'Northwest Passage' connecting Ogilvie and Clinton CTA station deserves another go
Have you ever had to transfer between the Ogilvie Transportation Center and the Green or Pink lines at Clinton? The walk down the escalator, out the door, up Clinton Street and up the stairs to the CTA provides plenty of time to ask the question: Why isn’t there a direct, indoor connection between these two stations?
There used to be one. And there could be again.
In 1970, the city opened a direct, enclosed accessway between the Clinton elevated station mezzanine and the Chicago & North Western Terminal, Ogilvie’s predecessor. The corridor, nicknamed the "Northwest Passage," was carpeted, air‑conditioned, well-lit and monitored by video cameras. It enabled commuters to walk indoors from Madison Street to Lake Street, and 1,500 commuters a day used the two-block tunnel, according to a CTA survey. By any measure, it was a smart, effective piece of transit design.
But in 1989, the corridor was closed to make room for asbestos-removal equipment during a four-year, $90 million renovation of the terminal. Riders immediately voiced frustration, pointing out that the detour forced them back into the rain, snow and traffic the corridor was built to avoid. Metra assured the public the closure was temporary and that a new weather-protected walkway would open in a few years.
That promise never materialized. The corridor was eventually replaced by track, the CTA quietly removed “Northwest Passage” from the station name and Chicago commuters were left to fend for themselves on the street.
Today, the need for that connection is greater than ever. Ogilvie is one of the region’s busiest transit hubs, and the Green and Pink lines at Clinton are the closest CTA rail service to it. Yet transferring between the two requires dodging traffic, navigating crowded sidewalks and hoping the weather holds. What should be a simple, seamless transfer in a world-class transit system has become an improvised obstacle course.
Chicago already knows how to fix this problem, having solved it once before. And from a planning standpoint, the timing is right to fix it again. Chicago is in the middle of a major transit reinvestment. Reestablishing the Northwest Passage would be a highly visible, functional project that complements larger regional plans. While agencies debate long-term visions like through-running Metra service or a West Loop transit center, this is an improvement that could be delivered sooner, with immediate benefits.
A direct, enclosed passage also matters for accessibility. Riders with mobility impairments, parents with strollers, travelers with luggage and older adults pay a higher price for every extra curb, crosswalk and icy patch.
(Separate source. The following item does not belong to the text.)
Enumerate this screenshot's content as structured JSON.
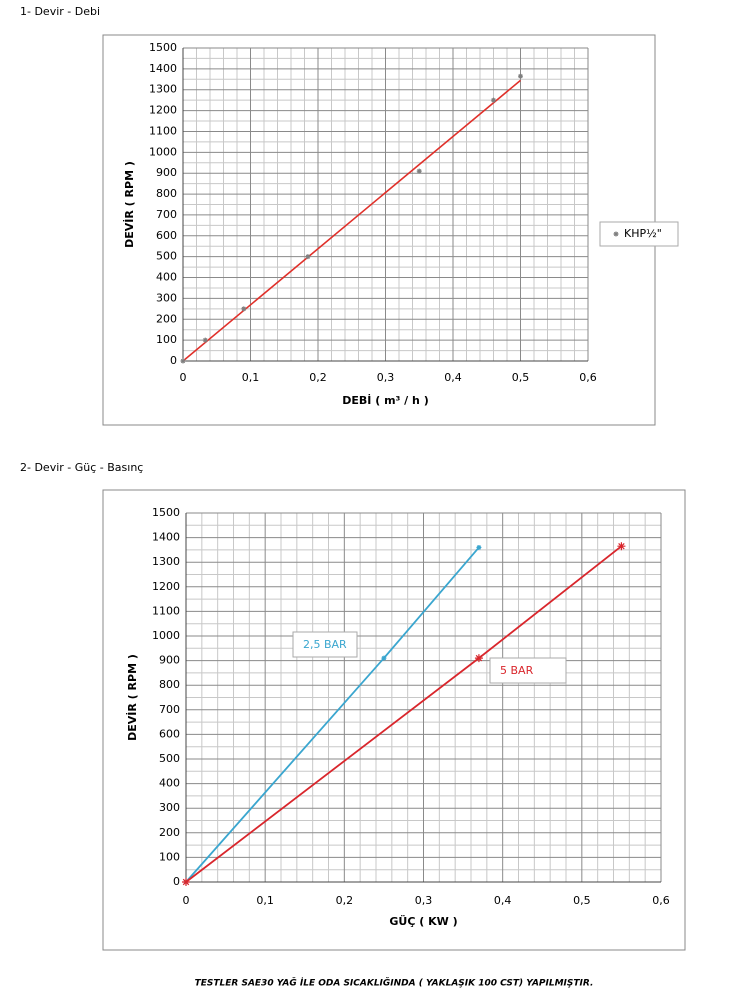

In a city with no shortage of accessibility gaps in its transit network, removing this one is low-hanging fruit.
The efficiency benefits would be significant as well. The West Loop is one of the fastest-growing job centers in the region. Thousands of workers arriving via Metra rely on the Green or Pink lines to reach offices, schools and hospitals. Each day, they collectively waste hours waiting at lights on Clinton Street, weaving around delivery trucks or trudging through slush. A rebuilt corridor could reclaim minutes from every commute —and minutes add up. Five minutes saved each workday is roughly 20 hours a year returned to each rider.
Some will ask whether the price tag is worth it. But compared to the cost of new rail infrastructure, this would be a modest undertaking. Cities around the world — New York, London, Seoul, Toronto — routinely build enclosed transfer tunnels because they understand that small connections make big differences in how people experience a transit system. Chicago shouldn’t be the outlier.
Rebuilding a modern Northwest Passage would make daily travel easier for thousands of riders, at a modest cost, while finally delivering on a commitment quietly abandoned decades ago. It would also show that the city is willing to make straightforward, practical improvements, not just plan ambitious megaprojects. If Chicago had the foresight to build this connection once, it should find the will to build it again.
Ben Morrell is an attorney and a regular CTA rider.